Keinginan
besok.
.
Semua orang tahu, hanya ada tiga waktu di dalam kehidupan. Kemarin, hari ini, dan besok. Di mana kemarin adalah cerita, hari ini adalah hidup, dan besok adalah harapan —seperti yang banyak orang katakan. Ketiganya memiliki ikatan yang amat erat dan tak dapat dipisahkan.
Namun sayangnya, kenyataan bahwa besok ialah suatu hal yang samar dan abu-abu membuat sebagian orang tak terlalu memikirkan sesuatu yang mungkin terjadi, entah itu baik atau bahkan buruk sekalipun. Dengan kata lain, mereka tak peduli dan berpikir bahwa mereka hanya perlu menjalaninya. Membiarkan semua mengalir begitu saja hingga besok lainnya.
Terkadang, manusia melupakan satu fakta bahwa hari besok tak datang untuk semua orang.
Hari kemarin pun bukan hanya sebatas cerita. Jika Wonyoung bisa menuangkan kisah kemarinnya ke dalam sebuah kertas, maka hanya tulisan-tulisan abstrak dan tidak beraturan yang tergores di sana. Karena sesungguhnya, Wonyoung tak begitu mengerti apa yang sebenarnya terjadi. Dirinya belum cukup siap untuk menerima semua itu.

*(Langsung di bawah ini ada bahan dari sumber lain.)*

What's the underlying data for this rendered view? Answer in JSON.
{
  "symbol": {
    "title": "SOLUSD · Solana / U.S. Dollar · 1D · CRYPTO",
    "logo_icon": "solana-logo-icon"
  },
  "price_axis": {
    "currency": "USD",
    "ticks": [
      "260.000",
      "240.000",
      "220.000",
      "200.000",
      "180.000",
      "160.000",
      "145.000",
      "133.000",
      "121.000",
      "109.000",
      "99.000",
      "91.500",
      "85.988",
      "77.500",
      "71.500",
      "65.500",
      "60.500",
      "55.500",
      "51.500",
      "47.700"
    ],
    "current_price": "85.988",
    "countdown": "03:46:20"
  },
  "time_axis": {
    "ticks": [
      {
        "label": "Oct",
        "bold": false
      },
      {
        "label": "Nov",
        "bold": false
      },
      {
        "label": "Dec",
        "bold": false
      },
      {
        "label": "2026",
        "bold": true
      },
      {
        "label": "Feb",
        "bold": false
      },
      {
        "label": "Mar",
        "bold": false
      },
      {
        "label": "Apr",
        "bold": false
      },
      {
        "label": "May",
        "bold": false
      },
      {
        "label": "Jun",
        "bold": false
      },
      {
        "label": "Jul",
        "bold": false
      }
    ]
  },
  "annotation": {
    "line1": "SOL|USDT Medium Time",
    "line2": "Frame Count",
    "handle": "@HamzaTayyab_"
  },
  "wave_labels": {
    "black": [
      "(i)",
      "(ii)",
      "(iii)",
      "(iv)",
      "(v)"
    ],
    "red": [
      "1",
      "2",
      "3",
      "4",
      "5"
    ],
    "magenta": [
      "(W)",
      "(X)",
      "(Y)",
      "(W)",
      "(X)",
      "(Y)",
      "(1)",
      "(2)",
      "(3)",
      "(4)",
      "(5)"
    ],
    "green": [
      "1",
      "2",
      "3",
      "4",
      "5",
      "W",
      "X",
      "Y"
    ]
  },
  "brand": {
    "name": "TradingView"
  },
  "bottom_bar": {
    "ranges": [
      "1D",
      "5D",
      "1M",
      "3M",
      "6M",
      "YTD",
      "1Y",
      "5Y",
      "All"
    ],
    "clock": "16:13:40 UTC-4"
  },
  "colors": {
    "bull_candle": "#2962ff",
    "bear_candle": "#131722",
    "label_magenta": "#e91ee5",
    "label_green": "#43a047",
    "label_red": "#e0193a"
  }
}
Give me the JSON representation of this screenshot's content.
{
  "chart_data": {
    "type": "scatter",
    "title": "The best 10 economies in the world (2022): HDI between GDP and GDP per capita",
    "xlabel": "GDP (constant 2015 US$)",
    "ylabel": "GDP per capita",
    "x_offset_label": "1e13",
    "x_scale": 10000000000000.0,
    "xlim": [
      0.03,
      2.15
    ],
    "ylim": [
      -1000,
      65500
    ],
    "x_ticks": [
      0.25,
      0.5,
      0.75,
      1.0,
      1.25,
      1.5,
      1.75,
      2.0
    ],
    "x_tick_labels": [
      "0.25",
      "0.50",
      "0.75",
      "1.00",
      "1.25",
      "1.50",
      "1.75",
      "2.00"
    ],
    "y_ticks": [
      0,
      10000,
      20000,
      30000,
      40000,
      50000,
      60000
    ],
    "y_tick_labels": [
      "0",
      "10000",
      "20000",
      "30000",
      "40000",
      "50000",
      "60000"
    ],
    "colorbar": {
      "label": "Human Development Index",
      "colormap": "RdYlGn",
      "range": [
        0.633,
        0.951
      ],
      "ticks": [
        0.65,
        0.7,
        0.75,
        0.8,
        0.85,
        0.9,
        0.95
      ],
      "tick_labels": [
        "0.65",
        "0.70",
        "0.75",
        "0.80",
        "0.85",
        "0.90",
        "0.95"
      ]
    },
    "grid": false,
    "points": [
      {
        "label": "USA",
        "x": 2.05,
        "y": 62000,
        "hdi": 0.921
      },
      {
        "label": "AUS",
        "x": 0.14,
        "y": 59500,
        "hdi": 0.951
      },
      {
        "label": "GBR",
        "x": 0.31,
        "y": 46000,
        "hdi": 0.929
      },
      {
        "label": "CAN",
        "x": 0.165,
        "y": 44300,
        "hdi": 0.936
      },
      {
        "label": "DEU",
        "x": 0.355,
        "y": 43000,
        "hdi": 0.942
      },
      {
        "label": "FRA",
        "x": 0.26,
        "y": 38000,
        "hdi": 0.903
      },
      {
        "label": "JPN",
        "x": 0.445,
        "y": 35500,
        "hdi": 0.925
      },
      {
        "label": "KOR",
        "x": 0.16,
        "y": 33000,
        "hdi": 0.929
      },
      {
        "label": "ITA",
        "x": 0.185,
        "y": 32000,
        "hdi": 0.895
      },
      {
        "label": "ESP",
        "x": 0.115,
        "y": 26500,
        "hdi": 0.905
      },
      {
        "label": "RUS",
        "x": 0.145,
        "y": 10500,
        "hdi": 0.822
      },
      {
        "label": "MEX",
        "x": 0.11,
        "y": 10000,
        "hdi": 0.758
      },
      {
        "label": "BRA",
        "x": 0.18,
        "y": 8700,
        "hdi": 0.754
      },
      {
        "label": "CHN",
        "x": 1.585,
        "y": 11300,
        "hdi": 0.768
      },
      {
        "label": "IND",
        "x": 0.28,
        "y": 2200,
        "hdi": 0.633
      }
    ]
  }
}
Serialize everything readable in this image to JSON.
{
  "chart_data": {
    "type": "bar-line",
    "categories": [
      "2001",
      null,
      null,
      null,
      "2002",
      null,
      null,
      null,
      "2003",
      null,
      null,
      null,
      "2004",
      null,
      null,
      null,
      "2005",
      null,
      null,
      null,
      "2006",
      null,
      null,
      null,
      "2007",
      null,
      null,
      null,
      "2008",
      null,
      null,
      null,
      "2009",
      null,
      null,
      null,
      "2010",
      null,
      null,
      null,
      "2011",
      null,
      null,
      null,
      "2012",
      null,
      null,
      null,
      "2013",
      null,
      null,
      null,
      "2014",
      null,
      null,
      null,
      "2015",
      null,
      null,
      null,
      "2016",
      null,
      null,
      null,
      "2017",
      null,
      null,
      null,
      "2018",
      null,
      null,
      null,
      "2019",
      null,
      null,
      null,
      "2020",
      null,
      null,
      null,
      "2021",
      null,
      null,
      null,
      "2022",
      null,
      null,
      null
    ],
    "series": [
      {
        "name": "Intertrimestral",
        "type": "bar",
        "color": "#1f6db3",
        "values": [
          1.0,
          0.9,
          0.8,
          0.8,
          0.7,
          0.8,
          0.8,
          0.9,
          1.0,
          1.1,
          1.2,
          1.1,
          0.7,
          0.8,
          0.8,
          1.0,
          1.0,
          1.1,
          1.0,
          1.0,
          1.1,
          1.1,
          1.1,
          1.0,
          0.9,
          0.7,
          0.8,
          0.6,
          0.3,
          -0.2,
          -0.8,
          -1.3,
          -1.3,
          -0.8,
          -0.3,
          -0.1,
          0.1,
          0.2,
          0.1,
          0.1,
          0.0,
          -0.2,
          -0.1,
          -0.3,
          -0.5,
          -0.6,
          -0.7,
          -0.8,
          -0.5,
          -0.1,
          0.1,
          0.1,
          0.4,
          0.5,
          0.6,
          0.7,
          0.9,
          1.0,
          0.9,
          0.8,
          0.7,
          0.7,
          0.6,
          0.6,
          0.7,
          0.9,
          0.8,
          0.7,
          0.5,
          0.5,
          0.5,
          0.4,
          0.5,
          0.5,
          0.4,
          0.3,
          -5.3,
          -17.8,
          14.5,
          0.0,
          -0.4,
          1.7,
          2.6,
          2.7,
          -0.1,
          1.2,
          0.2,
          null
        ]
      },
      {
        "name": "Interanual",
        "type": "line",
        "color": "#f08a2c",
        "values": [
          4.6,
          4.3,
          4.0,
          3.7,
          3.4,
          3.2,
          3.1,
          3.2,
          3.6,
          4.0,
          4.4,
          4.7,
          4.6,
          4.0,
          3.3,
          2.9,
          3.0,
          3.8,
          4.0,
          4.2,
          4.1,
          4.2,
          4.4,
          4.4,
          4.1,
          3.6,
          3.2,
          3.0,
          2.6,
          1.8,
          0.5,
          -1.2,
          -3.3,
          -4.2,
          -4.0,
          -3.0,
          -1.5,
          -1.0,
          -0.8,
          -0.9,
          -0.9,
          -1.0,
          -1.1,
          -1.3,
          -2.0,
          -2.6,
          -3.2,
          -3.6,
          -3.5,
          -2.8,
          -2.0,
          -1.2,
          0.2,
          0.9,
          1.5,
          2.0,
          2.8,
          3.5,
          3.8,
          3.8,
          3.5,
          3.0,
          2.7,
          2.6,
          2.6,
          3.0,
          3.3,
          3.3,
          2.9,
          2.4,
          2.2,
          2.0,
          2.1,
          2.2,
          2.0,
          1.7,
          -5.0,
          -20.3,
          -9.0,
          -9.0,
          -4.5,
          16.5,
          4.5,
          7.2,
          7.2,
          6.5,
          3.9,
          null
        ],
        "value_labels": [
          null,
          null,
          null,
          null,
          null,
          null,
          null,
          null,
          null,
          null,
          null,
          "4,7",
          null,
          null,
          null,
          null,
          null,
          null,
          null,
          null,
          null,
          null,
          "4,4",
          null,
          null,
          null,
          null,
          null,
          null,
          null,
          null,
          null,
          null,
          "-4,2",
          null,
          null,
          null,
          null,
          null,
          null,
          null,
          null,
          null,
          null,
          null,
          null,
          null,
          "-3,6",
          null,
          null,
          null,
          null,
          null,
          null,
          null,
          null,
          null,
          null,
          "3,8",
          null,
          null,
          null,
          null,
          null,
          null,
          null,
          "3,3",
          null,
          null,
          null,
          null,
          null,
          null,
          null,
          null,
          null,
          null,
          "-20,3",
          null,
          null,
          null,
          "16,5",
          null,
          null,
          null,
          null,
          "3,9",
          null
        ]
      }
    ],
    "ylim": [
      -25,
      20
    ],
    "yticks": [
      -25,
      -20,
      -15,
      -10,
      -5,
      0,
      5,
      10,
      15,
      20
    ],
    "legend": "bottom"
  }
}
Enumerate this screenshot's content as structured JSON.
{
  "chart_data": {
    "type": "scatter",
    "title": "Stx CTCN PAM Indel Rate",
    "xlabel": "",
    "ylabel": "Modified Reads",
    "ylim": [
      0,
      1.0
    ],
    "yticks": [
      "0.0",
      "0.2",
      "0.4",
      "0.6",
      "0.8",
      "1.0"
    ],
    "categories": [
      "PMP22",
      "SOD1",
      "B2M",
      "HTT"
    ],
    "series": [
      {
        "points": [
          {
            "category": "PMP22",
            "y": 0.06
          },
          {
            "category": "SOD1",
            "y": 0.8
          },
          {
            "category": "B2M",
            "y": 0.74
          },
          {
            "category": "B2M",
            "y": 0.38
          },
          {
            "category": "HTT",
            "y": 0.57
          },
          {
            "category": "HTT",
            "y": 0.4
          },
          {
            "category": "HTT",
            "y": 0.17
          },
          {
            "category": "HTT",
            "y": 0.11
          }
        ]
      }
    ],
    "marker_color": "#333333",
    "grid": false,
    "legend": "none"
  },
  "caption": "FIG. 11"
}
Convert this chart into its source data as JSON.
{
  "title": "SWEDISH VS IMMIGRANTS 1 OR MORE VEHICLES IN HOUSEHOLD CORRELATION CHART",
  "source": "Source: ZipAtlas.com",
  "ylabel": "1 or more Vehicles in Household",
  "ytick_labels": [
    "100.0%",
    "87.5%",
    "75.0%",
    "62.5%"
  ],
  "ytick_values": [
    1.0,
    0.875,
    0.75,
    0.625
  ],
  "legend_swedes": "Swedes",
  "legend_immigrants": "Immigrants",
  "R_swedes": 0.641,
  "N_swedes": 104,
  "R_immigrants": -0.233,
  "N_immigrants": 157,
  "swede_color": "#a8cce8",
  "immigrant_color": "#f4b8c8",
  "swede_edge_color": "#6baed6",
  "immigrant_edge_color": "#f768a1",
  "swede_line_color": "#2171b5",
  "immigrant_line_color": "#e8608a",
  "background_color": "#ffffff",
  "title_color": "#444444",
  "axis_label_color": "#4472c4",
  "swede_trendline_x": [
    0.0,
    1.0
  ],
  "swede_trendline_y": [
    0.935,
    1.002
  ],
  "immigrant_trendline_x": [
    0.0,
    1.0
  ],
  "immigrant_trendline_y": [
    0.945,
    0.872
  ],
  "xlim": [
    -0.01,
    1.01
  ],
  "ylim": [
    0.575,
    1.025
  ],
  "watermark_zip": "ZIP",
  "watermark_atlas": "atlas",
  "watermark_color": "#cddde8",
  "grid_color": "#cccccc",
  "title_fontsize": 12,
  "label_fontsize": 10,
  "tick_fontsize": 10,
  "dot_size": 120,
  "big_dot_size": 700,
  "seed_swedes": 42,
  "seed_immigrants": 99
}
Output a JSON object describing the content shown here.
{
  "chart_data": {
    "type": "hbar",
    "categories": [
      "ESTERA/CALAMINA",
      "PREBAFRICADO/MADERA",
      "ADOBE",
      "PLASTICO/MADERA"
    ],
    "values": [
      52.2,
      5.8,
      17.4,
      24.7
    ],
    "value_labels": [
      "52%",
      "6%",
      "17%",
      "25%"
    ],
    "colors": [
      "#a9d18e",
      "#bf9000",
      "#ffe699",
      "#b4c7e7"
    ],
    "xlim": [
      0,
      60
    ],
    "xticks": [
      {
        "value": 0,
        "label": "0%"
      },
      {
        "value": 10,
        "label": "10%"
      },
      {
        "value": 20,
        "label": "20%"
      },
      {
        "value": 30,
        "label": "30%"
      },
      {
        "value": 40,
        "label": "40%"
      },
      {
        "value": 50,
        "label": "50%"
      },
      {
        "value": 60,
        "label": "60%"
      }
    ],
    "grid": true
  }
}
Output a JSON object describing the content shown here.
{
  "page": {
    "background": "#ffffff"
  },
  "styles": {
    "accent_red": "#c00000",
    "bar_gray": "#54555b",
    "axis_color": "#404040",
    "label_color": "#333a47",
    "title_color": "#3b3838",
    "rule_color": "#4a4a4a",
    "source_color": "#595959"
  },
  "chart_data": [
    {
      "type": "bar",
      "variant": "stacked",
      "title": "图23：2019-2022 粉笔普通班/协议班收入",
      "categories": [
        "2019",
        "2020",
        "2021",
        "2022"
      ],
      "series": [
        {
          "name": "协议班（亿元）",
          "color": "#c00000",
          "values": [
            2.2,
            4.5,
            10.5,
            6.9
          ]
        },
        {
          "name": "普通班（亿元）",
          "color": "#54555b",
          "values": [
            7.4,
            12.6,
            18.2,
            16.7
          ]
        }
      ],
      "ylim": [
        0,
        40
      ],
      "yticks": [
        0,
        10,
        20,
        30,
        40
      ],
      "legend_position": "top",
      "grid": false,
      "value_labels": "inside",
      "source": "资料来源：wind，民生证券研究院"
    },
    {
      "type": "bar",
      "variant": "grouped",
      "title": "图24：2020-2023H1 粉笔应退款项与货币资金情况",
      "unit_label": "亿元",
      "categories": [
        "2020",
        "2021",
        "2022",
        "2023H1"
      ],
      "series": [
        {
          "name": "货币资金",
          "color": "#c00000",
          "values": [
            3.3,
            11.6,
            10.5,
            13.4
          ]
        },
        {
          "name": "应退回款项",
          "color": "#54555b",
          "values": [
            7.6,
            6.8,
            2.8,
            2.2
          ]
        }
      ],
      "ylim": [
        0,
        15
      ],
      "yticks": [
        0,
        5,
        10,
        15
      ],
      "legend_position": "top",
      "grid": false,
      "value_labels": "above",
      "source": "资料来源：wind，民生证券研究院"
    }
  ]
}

Entah sudah di menit ke berapa Wonyoung mengedarkan pandangannya ke seluruh ruangan sempit itu dengan brutal. Sesekali kain putih yang menyelimuti piano tua di sudut ruangan tertangkap oleh kornea matanya, lalu disusul benda-benda usang lain yang tampak mengabur di penglihatan. Wonyoung biarkan sekujur tubuhnya terus berputar seakan menandingi bagaimana bumi berotasi selama ini.
Segala cara Wonyoung lakukan supaya kaki kirinya tetap kokoh menyangga beban yang ia pikul, kemudian terhempas ketika fouettés menjadi pusat atensi benda mati di ruangan tersebut. Menjadi saksi seberapa putus asanya Wonyoung hari ini.
Rasa kebas mulai menjalar ke seluruh kakinya —setelah suara tubrukan menggema sampai ke sudut ruangan. Faktanya, menyiksa diri dengan harapan-harapan yang tak menentu, tidak akan menghasilkan apa-apa kecuali rasa sakit. Wonyoung tidak tahu lagi harus bagaimana. Ia telah melakukan apa yang pernah Kim Doyoung katakan. Bahkan gadis itu sampai tak tahu sudah yang ke berapa kalinya tubuh ringkih itu menghantam lantai dingin. Tak tahu telah sedalam apa luka di kakinya saat ini.
Yang ada di otaknya kini hanyalah perasaan ingin kembali ke hari sebelum hari ini. Barangkali terselip kesalahan yang ia perbuat hingga membuat pemuda Kim pergi.
Meski tahu keinginan Wonyoung mustahil terjadi, tetapi gadis itu bersumpah. Jika waktu kembali berwujud hari kemarin, ia pasti akan memperbaiki segalanya. Mengembalikan dentingan piano tua itu bersama si pemilik dan juga menghidupkan keinginan yang belum ia jemput bersama Kim Doyoung.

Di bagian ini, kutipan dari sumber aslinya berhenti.